Dan Kline covers the pitfalls of underestimating physical retail concepts.
January 22, 2021
The headlines tell you that the internet has won. Consumers have shifted their shopping online and America’s shopping centers will wither and die due to the growth of Amazon (NASDAQ: AMZN) and other online retailers.
That, of course, sounds right, but it’s a mix of wrong and not quite understanding what’s going on fully. The retail marketplace has changed and the role of stores is evolving but the need has not gone away. Consumers still like to shop in physical stores but that’s only part of the story.
Most successful retailers see their brick-and-mortar locations as part of their overall strategy. Yes, these locations serve customers who visit, but that’s only a small piece of it. Stores also serve as distribution hubs powering the omnichannel model that many consumers want.
Digital sales accounted for roughly 13.4% of all retail sales in 2019 and mall foot traffic was actually up before the pandemic took hold in March.

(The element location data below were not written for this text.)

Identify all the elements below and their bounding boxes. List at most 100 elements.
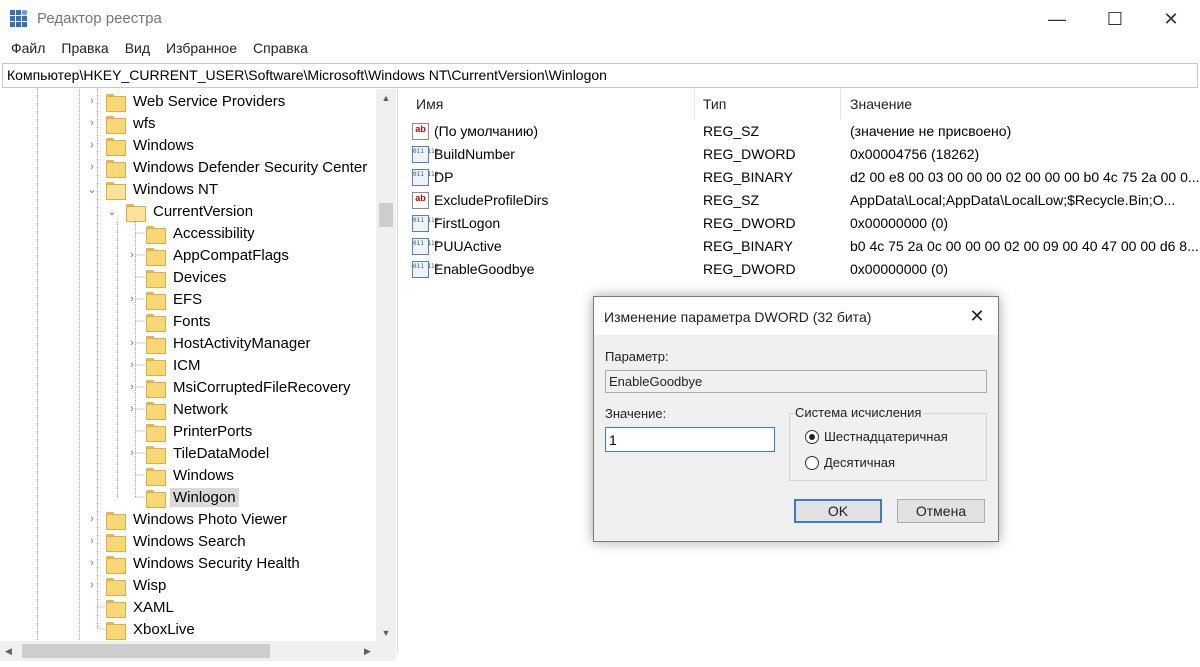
expand-arrow-icon[interactable] [126,420,138,442]
expand-arrow-icon[interactable]: › [86,530,98,552]
folder-icon [106,159,126,178]
value-row[interactable]: 011 110 BuildNumber REG_DWORD 0x00004756… [404,143,1200,166]
tree-item-efs[interactable]: › EFS [126,288,205,310]
ok-button[interactable]: OK [794,499,882,523]
scroll-down-icon[interactable]: ▼ [376,624,396,641]
tree-item-printerports[interactable]: PrinterPorts [126,420,255,442]
base-groupbox-label: Система исчисления [793,405,924,420]
value-row[interactable]: 011 110 DP REG_BINARY d2 00 e8 00 03 00 … [404,166,1200,189]
tree-item-tiledatamodel[interactable]: › TileDataModel [126,442,272,464]
expand-arrow-icon[interactable] [126,222,138,244]
column-divider[interactable] [694,89,695,119]
expand-arrow-icon[interactable]: › [126,244,138,266]
expand-arrow-icon[interactable] [126,310,138,332]
value-row[interactable]: 011 110 FirstLogon REG_DWORD 0x00000000 … [404,212,1200,235]
tree-item-network[interactable]: › Network [126,398,231,420]
expand-arrow-icon[interactable]: › [86,134,98,156]
tree-item-wfs[interactable]: › wfs [86,112,159,134]
menu-edit[interactable]: Правка [53,38,116,62]
column-header-name[interactable]: Имя [416,89,696,119]
folder-icon [146,445,166,464]
close-icon[interactable]: ✕ [964,303,990,329]
expand-arrow-icon[interactable]: › [126,288,138,310]
column-header-type[interactable]: Тип [703,89,843,119]
expand-arrow-icon[interactable]: › [86,552,98,574]
expand-arrow-icon[interactable]: › [86,574,98,596]
value-data-input[interactable] [605,427,775,452]
collapse-arrow-icon[interactable]: ⌄ [106,200,118,222]
tree-item-appcompatflags[interactable]: › AppCompatFlags [126,244,292,266]
binary-value-icon: 011 110 [412,238,438,255]
tree-item-windows-photo-viewer[interactable]: › Windows Photo Viewer [86,508,290,530]
menu-help[interactable]: Справка [245,38,316,62]
radio-hexadecimal[interactable]: Шестнадцатеричная [805,429,948,444]
expand-arrow-icon[interactable]: › [126,442,138,464]
collapse-arrow-icon[interactable]: ⌄ [86,178,98,200]
expand-arrow-icon[interactable]: › [86,508,98,530]
column-divider[interactable] [840,89,841,119]
menu-favorites[interactable]: Избранное [158,38,245,62]
scroll-thumb[interactable] [379,203,393,227]
expand-arrow-icon[interactable]: › [126,376,138,398]
tree-item-accessibility[interactable]: Accessibility [126,222,258,244]
radio-decimal[interactable]: Десятичная [805,455,895,470]
close-button[interactable]: ✕ [1142,0,1200,38]
value-row[interactable]: 011 110 EnableGoodbye REG_DWORD 0x000000… [404,258,1200,281]
value-row[interactable]: ab ExcludeProfileDirs REG_SZ AppData\Loc… [404,189,1200,212]
scroll-left-icon[interactable]: ◀ [0,641,17,661]
cancel-button[interactable]: Отмена [897,499,985,523]
tree-item-windows-security-health[interactable]: › Windows Security Health [86,552,303,574]
tree-item-devices[interactable]: Devices [126,266,229,288]
tree-item-msicorruptedfilerecovery[interactable]: › MsiCorruptedFileRecovery [126,376,354,398]
expand-arrow-icon[interactable]: › [86,156,98,178]
folder-icon [146,225,166,244]
tree-item-xboxlive[interactable]: XboxLive [86,618,198,640]
scroll-thumb[interactable] [22,644,270,658]
tree-item-winlogon[interactable]: Winlogon [126,486,239,508]
tree-item-xaml[interactable]: XAML [86,596,177,618]
registry-tree: › Web Service Providers › wfs › Windows … [0,89,398,652]
menu-view[interactable]: Вид [117,38,158,62]
radio-checked-icon[interactable] [805,429,819,444]
tree-item-windows-search[interactable]: › Windows Search [86,530,249,552]
tree-item-fonts[interactable]: Fonts [126,310,214,332]
menu-file[interactable]: Файл [3,38,53,62]
maximize-button[interactable]: ☐ [1086,0,1144,38]
tree-item-wisp[interactable]: › Wisp [86,574,169,596]
tree-horizontal-scrollbar[interactable]: ◀ ▶ [0,641,396,661]
title-bar: Редактор реестра — ☐ ✕ [0,0,1200,38]
expand-arrow-icon[interactable]: › [126,354,138,376]
expand-arrow-icon[interactable]: › [86,90,98,112]
value-row[interactable]: 011 110 PUUActive REG_BINARY b0 4c 75 2a… [404,235,1200,258]
tree-item-windows-sub[interactable]: Windows [126,464,237,486]
expand-arrow-icon[interactable] [126,486,138,508]
value-data: (значение не присвоено) [850,123,1012,139]
expand-arrow-icon[interactable] [126,464,138,486]
address-bar[interactable]: Компьютер\HKEY_CURRENT_USER\Software\Mic… [2,63,1198,88]
scroll-right-icon[interactable]: ▶ [359,641,376,661]
tree-item-label: Windows [173,466,234,484]
column-header-data[interactable]: Значение [850,89,1150,119]
expand-arrow-icon[interactable] [126,266,138,288]
scroll-up-icon[interactable]: ▲ [376,89,396,106]
tree-item-windows[interactable]: › Windows [86,134,197,156]
radio-unchecked-icon[interactable] [805,455,819,470]
tree-item-icm[interactable]: › ICM [126,354,204,376]
tree-vertical-scrollbar[interactable]: ▲ ▼ [376,89,396,641]
expand-arrow-icon[interactable]: › [126,332,138,354]
tree-item-hostactivitymanager[interactable]: › HostActivityManager [126,332,314,354]
value-row[interactable]: ab (По умолчанию) REG_SZ (значение не пр… [404,120,1200,143]
folder-icon [106,93,126,112]
expand-arrow-icon[interactable]: › [126,398,138,420]
tree-item-windows-nt[interactable]: ⌄ Windows NT [86,178,221,200]
folder-icon [146,379,166,398]
tree-item-label: Accessibility [173,224,255,242]
minimize-button[interactable]: — [1028,0,1086,38]
expand-arrow-icon[interactable]: › [86,112,98,134]
tree-item-windows-defender-security-center[interactable]: › Windows Defender Security Center [86,156,370,178]
tree-item-currentversion[interactable]: ⌄ CurrentVersion [106,200,256,222]
expand-arrow-icon[interactable] [86,618,98,640]
radio-hexadecimal-label: Шестнадцатеричная [824,429,948,444]
tree-item-web-service-providers[interactable]: › Web Service Providers [86,90,288,112]
expand-arrow-icon[interactable] [86,596,98,618]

Even during the height of the pandemic the internet only made up 20% of retail sales.
During a pandemic where people have been urged to stay home and shopping in stores has become less pleasant, 80% of sales still happen in stores. And, when you look at the 20% of sales that have moved online, in many cases, a chain’s physical stores support some portion of those sales.
Having a brick-and-mortar footprint has proven beneficial even to digital retailers. Amazon has leveraged its Whole Foods locations and its partnership with Kohl’s (NYSE: KSS) to make returns easier. The online giant has also slowly been increasing its physical locations as it tests formats ranging from bookstores to convenience stores and its fledgling chain of grocery stores.
The narrative that physical retail is dying is a story told through a narrow lens that ignores the broader trend. Department stores are struggling because most chains (or maybe all of them) have struggled to adapt to an omnichannel model. Lower-end malls are in trouble because consumers have options they no longer need to visit a shopping center that’s half-filled with limited restaurant choices and few stores people want to actually visit.
That does not mean consumers want to do all their shopping online. They clearly have a desire to visit well-run brick-and-mortar stores as has been proven by retailers as diverse as Target (NYSE: TGT), Costco (NASDAQ: COST), Five Below (NASDAQ: FIVE), and the TJX Companies (NYSE: TJX) (Marshalls, Home Goods, and T.J. Maxx). The same logic applies to the top-tier malls and outlets owned by Simon Property Group (NYSE: SPG), Tanger Factory Outlets (NYSE: SKT), and Brookfield Property Management (NASDAQ: BPY).
The retail chains that will win going forward offer on of two things:
An omnichannel experience that lets customers shop how they want mixing in-store and online shopping as they choose.
Destination shopping: Many of the companies above offer treasure hunt models where shoppers don’t know what they might find when they visit the store, something that drives repeat visits.
All of the companies above should be successful going forward. Costco has shown that you can operate a business model with stores at the center of your strategy. Target (and others like Best Buy (NYSE: BBY)) have shown that stores remain a key part in serving customers who want the convenience of same-day-delivery, curbside pickup, and the option of shopping in-store.
Five Below, however, may have the most upside of any company named because it has huge opportunities for growth both in adding stores and developing a stronger web presence. The company offers value shopping (most items sold are priced under $5) and the treasure hunt model which consumers clearly enjoy.
Consumers like value in a bad economy but they don’t stop valuing it during tougher economic times. Five Below (like Costco or the TJX brands) has made shopping as much about entertainment as it is about finding something you specifically set out to buy.
It may take more to get people to leave their house because the internet makes shopping for many things incredibly easy. That does not mean that consumers don’t want to shop in stores — they clearly do — and retailers that embrace giving people what they want will continue to thrive.